Rephrasing Electronic Health Records for Pretraining Clinical Language Models
This addresses the challenge of developing clinical language models for healthcare applications by enabling synthetic data generation at scale, though it is incremental as it builds on prior rephrasing techniques.
The study tackled the problem of limited access to clinical text for pretraining language models due to privacy concerns by rephrasing existing notes using small LLMs to generate synthetic corpora, resulting in better performance in language modeling and downstream tasks compared to previous synthesis methods.

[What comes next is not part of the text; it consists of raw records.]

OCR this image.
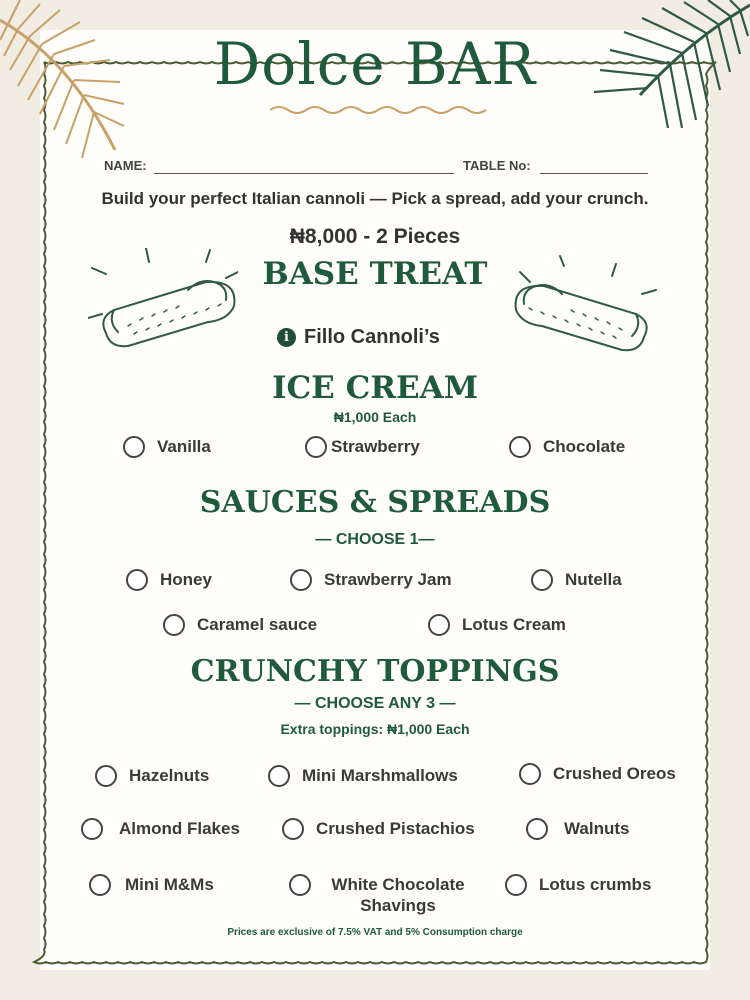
Dolce BAR
NAME:	TABLE No:
Build your perfect Italian cannoli — Pick a spread, add your crunch.
₦8,000 - 2 Pieces
BASE TREAT
i Fillo Cannoli’s
ICE CREAM
₦1,000 Each
Vanilla	Strawberry	Chocolate
SAUCES & SPREADS
— CHOOSE 1—
Honey	Strawberry Jam	Nutella
Caramel sauce	Lotus Cream
CRUNCHY TOPPINGS
— CHOOSE ANY 3 —
Extra toppings: ₦1,000 Each
Hazelnuts	Mini Marshmallows	Crushed Oreos
Almond Flakes	Crushed Pistachios	Walnuts
Mini M&Ms	White Chocolate Shavings
Lotus crumbs
Prices are exclusive of 7.5% VAT and 5% Consumption charge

Clinical language models are important for many applications in healthcare, but their development depends on access to extensive clinical text for pretraining. However, obtaining clinical notes from electronic health records (EHRs) at scale is challenging due to patient privacy concerns. In this study, we rephrase existing clinical notes using LLMs to generate synthetic pretraining corpora, drawing inspiration from previous work on rephrasing web data. We examine four popular small-sized LLMs (<10B) to create synthetic clinical text to pretrain both decoder-based and encoder-based language models. The method yields better results in language modeling and downstream tasks than previous synthesis approaches without referencing real clinical text. We find that augmenting original clinical notes with synthetic corpora from different LLMs improves performances even at a small token budget, showing the potential of this method to support pretraining at the institutional level or be scaled to synthesize large-scale clinical corpora.